The Communication: When you feel confused or vulnerable, sometimes talking through your situation can be incredibly helpful. Some may choose to journal or draw to get their thoughts on paper for a visual representation of what they’re feeling. Some may choose to talk to someone, like a friend, family member or coach, to hear the words said out loud and get feedback and support. At the end of the day, feeling vulnerable is not a weakness; it’s a sign of self-awareness that helps each of us determine how to act in a meaningful way. It’s a learning opportunity to help yourself understand why you feel the way you feel and identify how you can overcome the feeling of vulnerability. The biggest lesson, though, is that even though there may be times when you feel vulnerable, confused or defeated, it’s what you do in the next moment that matters more: how you choose to respond to those feelings to make the next moment better.
Lesson 3: You’re the one you’ve been looking for – Ok, SPOILER ALERT. If you haven’t seen the movie, continue reading this lesson with caution. This is the scene when Elsa learns that the person she’s been waiting for, the person to help her navigate her magical powers and help her become who she’s supposed to be has actually been her the whole time. It’s a powerful scene… who’s cutting onions?
The Takeaway: Sometimes, you can be so caught up in what you think life should be or how you think it should look that you forget to see what’s right in front of you: you. The uniquely wonderful, amazing and very capable you.
The Communication: Imagine what the world would be like if you were able to fully embrace all your strengths, talents and liabilities. What would it be like if you were able to fully step into the person you were born to be? How could you be different? How would the world be different because of you?
What’s holding you back?
Frozen 2 is ultimately about learning how to become self-aware and to embrace who you are – all your strengths, passions, liabilities and triggers.
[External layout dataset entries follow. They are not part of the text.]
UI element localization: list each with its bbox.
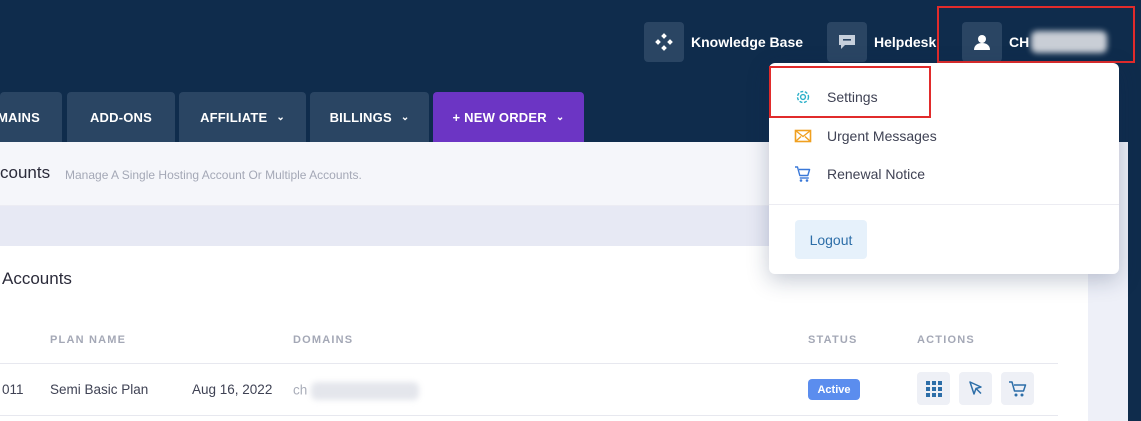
user-menu-highlight xyxy=(937,6,1135,63)
menu-item-renewal-notice[interactable]: Renewal Notice xyxy=(769,155,1119,193)
tab-affiliate-label: AFFILIATE xyxy=(200,109,268,125)
tab-new-order-label: + NEW ORDER xyxy=(452,109,547,125)
column-header-status: STATUS xyxy=(808,334,858,346)
helpdesk-link[interactable]: Helpdesk xyxy=(827,22,936,62)
tab-billings-label: BILLINGS xyxy=(329,109,392,125)
table-divider xyxy=(0,415,1058,416)
tab-domains-label: MAINS xyxy=(0,109,40,125)
envelope-icon xyxy=(794,129,812,143)
pointer-click-icon xyxy=(968,380,982,395)
knowledge-base-link[interactable]: Knowledge Base xyxy=(644,22,803,62)
diamond-grid-icon xyxy=(644,22,684,62)
table-divider xyxy=(0,363,1058,364)
cart-icon xyxy=(1008,380,1026,396)
column-header-domains: DOMAINS xyxy=(293,334,354,346)
logout-button[interactable]: Logout xyxy=(795,220,867,259)
order-addon-button[interactable] xyxy=(1001,372,1034,405)
menu-item-urgent-messages[interactable]: Urgent Messages xyxy=(769,117,1119,155)
grid-icon xyxy=(925,380,942,397)
tab-new-order[interactable]: + NEW ORDER ⌄ xyxy=(433,92,584,142)
menu-divider xyxy=(769,204,1119,205)
chevron-down-icon: ⌄ xyxy=(276,111,285,123)
column-header-plan-name: PLAN NAME xyxy=(50,334,127,346)
account-id: 011 xyxy=(2,382,24,397)
domain-name[interactable]: ch xyxy=(293,382,420,400)
card-title: Accounts xyxy=(2,269,72,288)
menu-item-label: Renewal Notice xyxy=(827,166,926,182)
login-button[interactable] xyxy=(959,372,992,405)
registration-date: Aug 16, 2022 xyxy=(192,382,273,397)
domain-prefix: ch xyxy=(293,382,308,398)
chat-icon xyxy=(827,22,867,62)
plan-name: Semi Basic Plan xyxy=(50,382,149,397)
helpdesk-label: Helpdesk xyxy=(874,34,937,50)
page-subtitle: Manage A Single Hosting Account Or Multi… xyxy=(65,168,362,182)
tab-affiliate[interactable]: AFFILIATE ⌄ xyxy=(179,92,306,142)
manage-button[interactable] xyxy=(917,372,950,405)
knowledge-base-label: Knowledge Base xyxy=(691,34,804,50)
menu-item-label: Urgent Messages xyxy=(827,128,937,144)
status-badge: Active xyxy=(808,379,860,400)
chevron-down-icon: ⌄ xyxy=(555,111,565,123)
cart-icon xyxy=(795,166,811,182)
column-header-actions: ACTIONS xyxy=(917,334,975,346)
tab-add-ons-label: ADD-ONS xyxy=(89,109,153,125)
settings-highlight xyxy=(769,66,931,118)
tab-domains[interactable]: MAINS xyxy=(0,92,62,142)
redacted-domain xyxy=(311,382,420,400)
chevron-down-icon: ⌄ xyxy=(400,111,410,123)
page-title: counts xyxy=(0,163,51,182)
tab-billings[interactable]: BILLINGS ⌄ xyxy=(310,92,429,142)
tab-add-ons[interactable]: ADD-ONS xyxy=(67,92,175,142)
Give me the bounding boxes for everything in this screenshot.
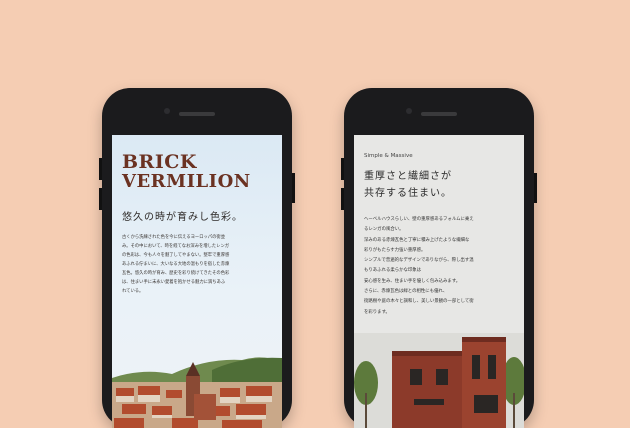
brand-line-1: BRICK: [122, 151, 197, 173]
volume-button: [341, 158, 344, 180]
front-camera-icon: [406, 108, 412, 114]
section-eyebrow: Simple & Massive: [364, 153, 413, 159]
front-camera-icon: [164, 108, 170, 114]
volume-button: [99, 188, 102, 210]
power-button: [534, 173, 537, 203]
right-phone-screen: Simple & Massive 重厚さと繊細さが 共存する住まい。 ヘーベルハ…: [354, 135, 524, 428]
section-body: ヘーベルハウスらしい、壁の重厚感あるフォルムに乗え るレンガの風合い。 深みのあ…: [364, 217, 474, 315]
speaker-grille: [421, 112, 457, 116]
volume-button: [99, 158, 102, 180]
speaker-grille: [179, 112, 215, 116]
section-title: 重厚さと繊細さが 共存する住まい。: [364, 171, 452, 199]
right-phone-mockup: Simple & Massive 重厚さと繊細さが 共存する住まい。 ヘーベルハ…: [341, 88, 537, 428]
tagline: 悠久の時が育みし色彩。: [122, 212, 243, 223]
brand-line-2: VERMILION: [122, 171, 251, 192]
left-phone-mockup: BRICK VERMILION 悠久の時が育みし色彩。 古くから洗練された色を今…: [99, 88, 295, 428]
house-photo: [354, 333, 524, 428]
power-button: [292, 173, 295, 203]
city-photo: [112, 357, 282, 428]
brand-logo: BRICK VERMILION: [122, 151, 282, 192]
left-phone-screen: BRICK VERMILION 悠久の時が育みし色彩。 古くから洗練された色を今…: [112, 135, 282, 428]
volume-button: [341, 188, 344, 210]
body-text: 古くから洗練された色を今に伝えるヨーロッパの街並 み。その中において、時を経てな…: [122, 235, 230, 294]
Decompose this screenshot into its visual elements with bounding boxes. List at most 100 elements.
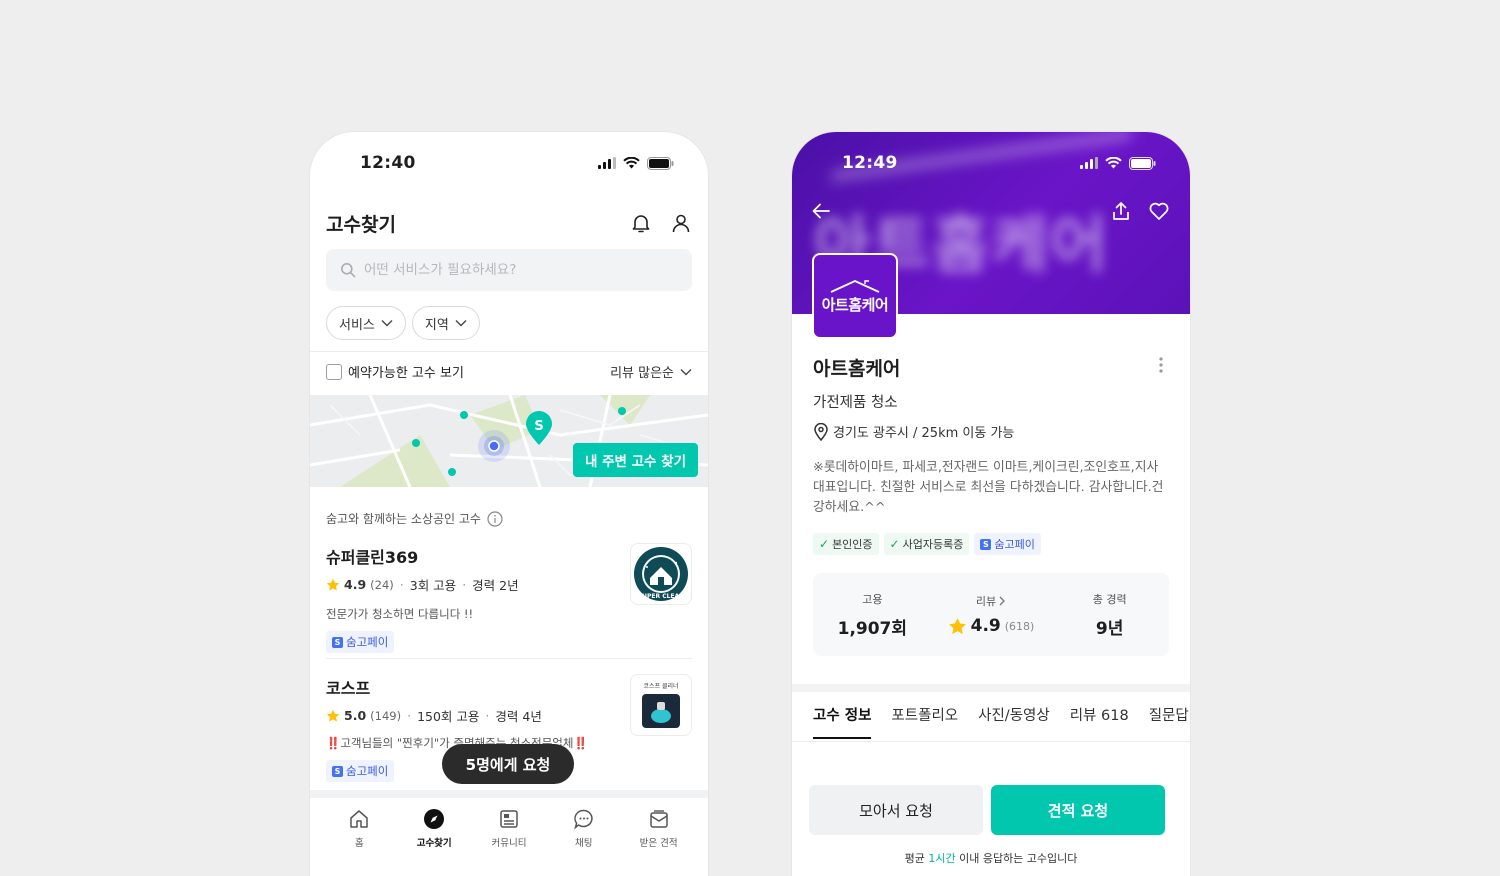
badge-business-registered: ✓ 사업자등록증 (883, 533, 970, 555)
profile-tabs: 고수 정보 포트폴리오 사진/동영상 리뷰 618 질문답 (813, 704, 1189, 739)
badge-label: 본인인증 (832, 538, 873, 551)
pro-name: 아트홈케어 (813, 358, 901, 380)
tab-home[interactable]: 홈 (324, 808, 394, 849)
pro-intro: ※롯데하이마트, 파세코,전자랜드 이마트,케이크린,조인호프,지사 대표입니다… (813, 460, 1164, 515)
tab-label: 고수찾기 (416, 838, 452, 849)
stat-label: 리뷰 (975, 595, 997, 608)
cosp-logo (642, 694, 680, 728)
review-count: (618) (1004, 619, 1035, 633)
filter-chip-region[interactable]: 지역 (411, 306, 480, 340)
divider (310, 351, 708, 352)
profile-icon[interactable] (670, 212, 692, 234)
tab-label: 채팅 (575, 838, 593, 849)
pro-hires: 150회 고용 (417, 709, 480, 724)
chevron-down-icon (455, 320, 467, 327)
star-icon (326, 709, 340, 722)
section-label: 숨고와 함께하는 소상공인 고수 (326, 510, 503, 527)
search-icon (341, 263, 356, 278)
tab-qna[interactable]: 질문답 (1149, 704, 1189, 739)
soomgo-pay-badge: S 숨고페이 (326, 760, 395, 782)
tab-find-pros[interactable]: 고수찾기 (399, 808, 469, 849)
location-text: 경기도 광주시 / 25km 이동 가능 (833, 426, 1015, 441)
stat-reviews[interactable]: 리뷰 4.9 (618) (941, 593, 1041, 636)
pay-label: 숨고페이 (346, 635, 389, 649)
badge-soomgo-pay: S 숨고페이 (974, 533, 1041, 555)
response-prefix: 평균 (904, 852, 929, 865)
pro-location: 경기도 광주시 / 25km 이동 가능 (813, 422, 1014, 441)
tab-label: 받은 견적 (639, 838, 678, 849)
info-icon[interactable] (487, 510, 503, 527)
page-title: 고수찾기 (326, 213, 396, 236)
super-clean-logo: SUPER CLEAN (634, 547, 688, 601)
nearby-pros-button[interactable]: 내 주변 고수 찾기 (572, 443, 698, 477)
tab-reviews[interactable]: 리뷰 618 (1070, 704, 1129, 739)
filter-chip-service[interactable]: 서비스 (326, 306, 406, 340)
verification-badges: ✓ 본인인증 ✓ 사업자등록증 S 숨고페이 (813, 533, 1041, 555)
tab-photos-videos[interactable]: 사진/동영상 (978, 704, 1050, 739)
check-icon: ✓ (889, 537, 900, 551)
status-time: 12:40 (360, 153, 416, 173)
pro-card[interactable]: 슈퍼클린369 4.9 (24) · 3회 고용 · 경력 2년 전문가가 청소… (326, 543, 692, 653)
back-arrow-icon[interactable] (810, 200, 832, 222)
logo-text: 아트홈케어 (821, 295, 889, 314)
signal-icon (1080, 157, 1098, 169)
tab-label: 홈 (355, 838, 364, 849)
pro-review-count: (149) (370, 708, 402, 723)
filter-chips: 서비스 지역 (326, 306, 480, 340)
badge-label: 사업자등록증 (902, 538, 964, 551)
tab-received-quotes[interactable]: 받은 견적 (624, 808, 694, 849)
tabs-underline (792, 741, 1190, 742)
search-bar[interactable] (326, 249, 692, 291)
bell-icon[interactable] (630, 212, 652, 234)
sort-dropdown[interactable]: 리뷰 많은순 (610, 362, 692, 381)
chevron-down-icon (381, 320, 393, 327)
pro-description: 전문가가 청소하면 다릅니다 !! (326, 607, 474, 621)
share-icon[interactable] (1110, 200, 1132, 222)
tab-label: 커뮤니티 (491, 838, 527, 849)
divider (326, 658, 692, 659)
stat-value: 1,907회 (837, 618, 908, 639)
soomgo-pay-badge: S 숨고페이 (326, 631, 395, 653)
star-icon (948, 617, 966, 634)
tab-pro-info[interactable]: 고수 정보 (813, 704, 872, 739)
pay-label: 숨고페이 (346, 764, 389, 778)
section-separator (792, 684, 1190, 692)
more-options-icon[interactable] (1158, 356, 1164, 374)
status-icons (1080, 156, 1156, 170)
star-icon (326, 578, 340, 591)
svg-text:S: S (534, 419, 543, 434)
search-input[interactable] (364, 262, 644, 278)
sort-label: 리뷰 많은순 (610, 366, 674, 381)
available-checkbox[interactable]: 예약가능한 고수 보기 (326, 362, 464, 381)
phone-left-search: 12:40 고수찾기 서비스 지역 예약가능한 고수 보기 (310, 132, 708, 876)
separator: · (399, 577, 404, 592)
request-five-button[interactable]: 5명에게 요청 (442, 744, 574, 784)
pro-stats: 고용 1,907회 리뷰 4.9 (618) 총 경력 9년 (813, 573, 1169, 656)
profile-top-actions (810, 200, 1170, 222)
quote-request-button[interactable]: 견적 요청 (991, 785, 1165, 835)
pro-review-count: (24) (370, 577, 394, 592)
checkbox-box[interactable] (326, 363, 342, 380)
quote-inbox-icon (649, 810, 668, 828)
response-suffix: 이내 응답하는 고수입니다 (955, 852, 1078, 865)
location-pin-icon (814, 422, 828, 441)
community-icon (500, 810, 518, 828)
tab-portfolio[interactable]: 포트폴리오 (891, 704, 958, 739)
battery-icon (647, 156, 674, 170)
wifi-icon (623, 157, 640, 169)
filter-chip-label: 서비스 (339, 317, 375, 333)
stat-value-wrap: 4.9 (618) (948, 616, 1035, 636)
filter-row: 예약가능한 고수 보기 리뷰 많은순 (326, 362, 692, 381)
tab-chat[interactable]: 채팅 (549, 808, 619, 849)
section-label-text: 숨고와 함께하는 소상공인 고수 (326, 512, 481, 526)
pro-thumbnail: SUPER CLEAN (630, 543, 692, 605)
map-view[interactable]: S 내 주변 고수 찾기 (310, 395, 708, 487)
status-icons (598, 156, 674, 170)
heart-icon[interactable] (1148, 200, 1170, 222)
tab-community[interactable]: 커뮤니티 (474, 808, 544, 849)
badge-label: 숨고페이 (994, 538, 1035, 551)
stat-label: 고용 (862, 592, 883, 606)
collect-request-button[interactable]: 모아서 요청 (809, 785, 983, 835)
pro-career: 경력 2년 (472, 578, 519, 593)
cta-buttons: 모아서 요청 견적 요청 (809, 785, 1165, 835)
You are just right as you are, and you have what you need to have a great life. You may just need some help to discover, uncover or access all that you are.
What do you know of yourself? Start to build your list of your abilities, interests and the things that matter for you. And if you want some help, check out The Greatness Zone, a great read while everyone is at home during COVID-19 to learn how to discover who you are and how to connect what is best in you to your world.
COVID-19 or not, you are capable of great things. Use everything around you to help you learn this and ultimately discover what is great and remarkable about you. Then bring it to your life and do great things.